I slept 13 straight hours last night. It’s quite an accomplishment for someone who
usually averages about 6 ½. After about
2 hours, I took a nap. Heal body,
heal. Throughout the remaining hours of
consciousness, I had this nagging mantra tapping on my back. It said, “Do not give up on one day.”
I graduated college as an English Literature major. I remember a guy saying to me, “Oh, the
sell-out major of the masses.” Was
it? I didn’t know that. I started out as a Russian major, a language
and culture that I was obsessed with for some unknown reason since
childhood. Eventually I switched to
English Literature (I’ll save that story for a later time). I can still remember walking across the Quad sidewalks
at the University of Illinois and asking myself, what is it you really
love? What is it you really want to study? The answer was literature. I think I slid through the birth canal with a
miniature book clutched in my tiny, bloody hand. I read incessantly--a practice that continues
to this day—with the myopic eyesight to prove it. The innate love of the written word was
further flamed by my American Literature teacher in my junior year of high
school. I would go on to have her for a
Rhetoric teacher my senior year—she was tough as nails, and we were terrified
of her. Nevertheless, I think I learned
more from Miss Driscoll, than any other teacher. From her requirement of mandatory memorization
of huge passages from Shakespeare, the Declaration of Independence, and her
grilling us on the most complex grammatical structures ever formulated, nothing
struck my heart more deeply than when she would--almost trance-like—recite beautiful
poetry. Her love of words, her care to
pass them on to us--a bunch of mostly bored, horny teenager--was a gift beyond compare. Well, at least to me it was. And so in a search to return to something
that I loved, I changed my course of study and went after something highly
impractical and wondrously thrilling to me.
Are you still with me?
There is a point. What I
originally loved in high school was American Literature—Nathanial Hawthorne and
all his symbolism; Emily Dickinson’s piercing observation--and specifically the
“naturalist/transcendentalist” poets: Emerson and Thoreau. In college, I loved their contemporary British
counterparts: Wordsworth, Coleridge,
Carlyle, John Stuart Mill. I loved these
creators’ views of self-reliance and hope, at least I interpreted it as such.

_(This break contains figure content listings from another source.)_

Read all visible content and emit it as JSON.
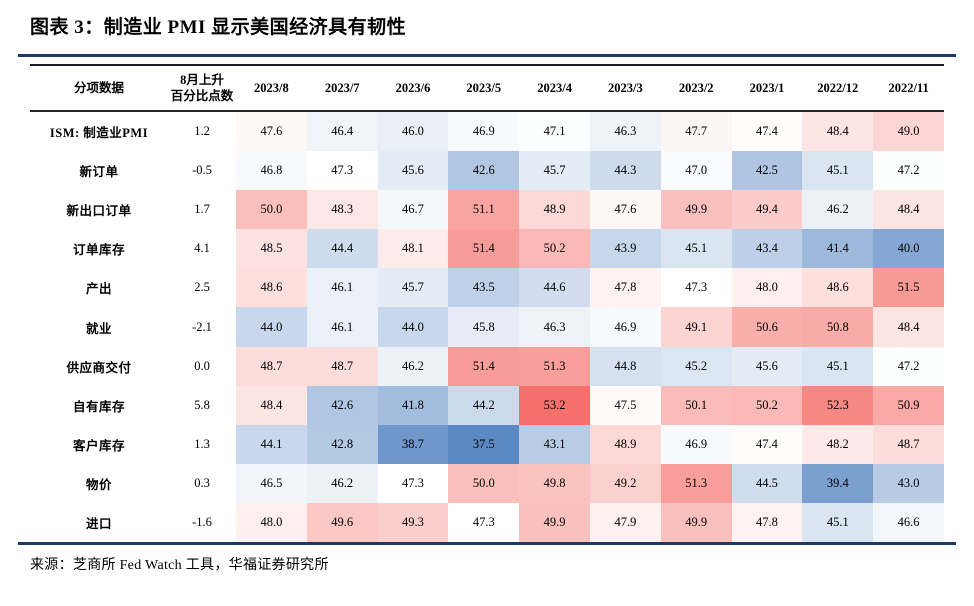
{
  "header": {
    "title": "图表 3：制造业 PMI 显示美国经济具有韧性"
  },
  "footer": {
    "source": "来源：芝商所 Fed Watch 工具，华福证券研究所"
  },
  "colors": {
    "rule": "#1f3864",
    "table_border": "#1c1c2c",
    "heat_low": "#5b89c4",
    "heat_mid": "#ffffff",
    "heat_high": "#f4716b"
  },
  "chart_data": {
    "type": "heatmap",
    "title": "制造业 PMI 显示美国经济具有韧性",
    "columns": [
      "分项数据",
      "8月上升\n百分比点数",
      "2023/8",
      "2023/7",
      "2023/6",
      "2023/5",
      "2023/4",
      "2023/3",
      "2023/2",
      "2023/1",
      "2022/12",
      "2022/11"
    ],
    "rows": [
      {
        "label": "ISM: 制造业PMI",
        "change": "1.2",
        "values": [
          47.6,
          46.4,
          46.0,
          46.9,
          47.1,
          46.3,
          47.7,
          47.4,
          48.4,
          49.0
        ]
      },
      {
        "label": "新订单",
        "change": "-0.5",
        "values": [
          46.8,
          47.3,
          45.6,
          42.6,
          45.7,
          44.3,
          47.0,
          42.5,
          45.1,
          47.2
        ]
      },
      {
        "label": "新出口订单",
        "change": "1.7",
        "values": [
          50.0,
          48.3,
          46.7,
          51.1,
          48.9,
          47.6,
          49.9,
          49.4,
          46.2,
          48.4
        ]
      },
      {
        "label": "订单库存",
        "change": "4.1",
        "values": [
          48.5,
          44.4,
          48.1,
          51.4,
          50.2,
          43.9,
          45.1,
          43.4,
          41.4,
          40.0
        ]
      },
      {
        "label": "产出",
        "change": "2.5",
        "values": [
          48.6,
          46.1,
          45.7,
          43.5,
          44.6,
          47.8,
          47.3,
          48.0,
          48.6,
          51.5
        ]
      },
      {
        "label": "就业",
        "change": "-2.1",
        "values": [
          44.0,
          46.1,
          44.0,
          45.8,
          46.3,
          46.9,
          49.1,
          50.6,
          50.8,
          48.4
        ]
      },
      {
        "label": "供应商交付",
        "change": "0.0",
        "values": [
          48.7,
          48.7,
          46.2,
          51.4,
          51.3,
          44.8,
          45.2,
          45.6,
          45.1,
          47.2
        ]
      },
      {
        "label": "自有库存",
        "change": "5.8",
        "values": [
          48.4,
          42.6,
          41.8,
          44.2,
          53.2,
          47.5,
          50.1,
          50.2,
          52.3,
          50.9
        ]
      },
      {
        "label": "客户库存",
        "change": "1.3",
        "values": [
          44.1,
          42.8,
          38.7,
          37.5,
          43.1,
          48.9,
          46.9,
          47.4,
          48.2,
          48.7
        ]
      },
      {
        "label": "物价",
        "change": "0.3",
        "values": [
          46.5,
          46.2,
          47.3,
          50.0,
          49.8,
          49.2,
          51.3,
          44.5,
          39.4,
          43.0
        ]
      },
      {
        "label": "进口",
        "change": "-1.6",
        "values": [
          48.0,
          49.6,
          49.3,
          47.3,
          49.9,
          47.9,
          49.9,
          47.8,
          45.1,
          46.6
        ]
      }
    ],
    "color_scale": {
      "min": 37.5,
      "mid": 47.3,
      "max": 53.2,
      "min_color": "#5b89c4",
      "mid_color": "#ffffff",
      "max_color": "#f4716b"
    },
    "legend": "row cells shaded blue (low) → white → red (high)"
  }
}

But what keeps running through my head now in my convalescent
state is T. S. Eliot's, “The Love Song of J. Alfred Prufrock.” I really had no great affinity to the “Modernist”

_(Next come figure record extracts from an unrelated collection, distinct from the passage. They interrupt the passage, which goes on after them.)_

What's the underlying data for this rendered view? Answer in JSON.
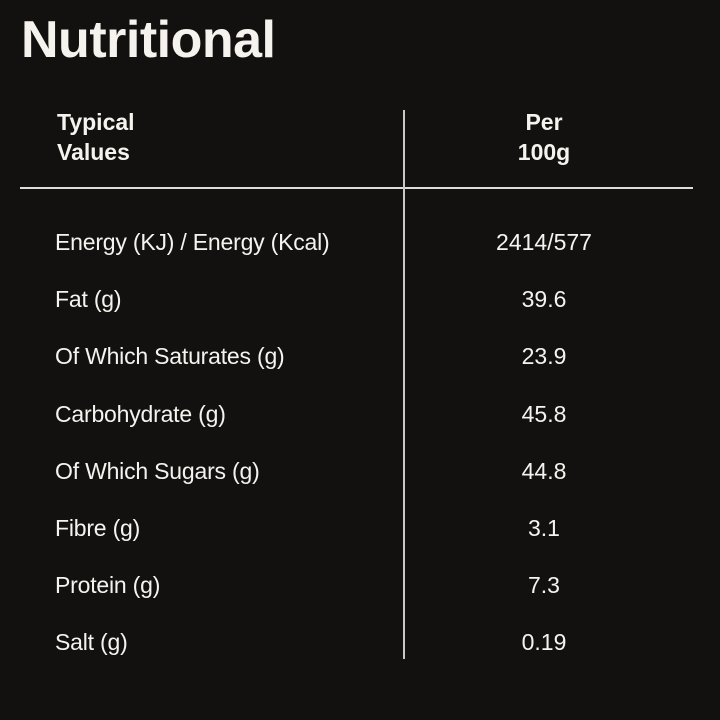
{
  "title": "Nutritional",
  "table": {
    "header": {
      "col_labels": "Typical\nValues",
      "col_values": "Per\n100g"
    },
    "rows": [
      {
        "label": "Energy (KJ) / Energy (Kcal)",
        "value": "2414/577"
      },
      {
        "label": "Fat (g)",
        "value": "39.6"
      },
      {
        "label": "Of Which Saturates (g)",
        "value": "23.9"
      },
      {
        "label": "Carbohydrate (g)",
        "value": "45.8"
      },
      {
        "label": "Of Which Sugars (g)",
        "value": "44.8"
      },
      {
        "label": "Fibre (g)",
        "value": "3.1"
      },
      {
        "label": "Protein (g)",
        "value": "7.3"
      },
      {
        "label": "Salt (g)",
        "value": "0.19"
      }
    ]
  },
  "colors": {
    "background": "#131110",
    "text": "#f6f3ef",
    "divider_horizontal": "#dedddb",
    "divider_vertical": "#c9c8c6"
  }
}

poets, T. S. Eliot and Ezra Pound. They
were confusing and depressing to me at the time. Comprehension is now mine or as the saying
goes, “with age comes wisdom.” At 21,
with all of life in front of you, you’re not thinking about being old and
having opportunities slip away (“TLSJAP.”) By midlife, you realize things didn’t go quite the
way you thought they would. And in order
for you to maintain your sanity and not sink into a morose land of
disappointment, you’ve got to cling to what is now important to you. So, although
J. Alfred Prufrock is measuring out his poor life in coffee spoons—in little
pinches of not really living, but rather just barely getting by—I don’t want to
do that. So dear readers, I’ve taken you
through this great labyrinth of thought to say, what’s important to me is this
little project I’ve set for myself, and no matter how unwell I feel, if I stop
for one day, I feel I might have a loss of commitment to art, something in my
life that makes it feel full like a huge coffee pot and not a tiny coffee spoon.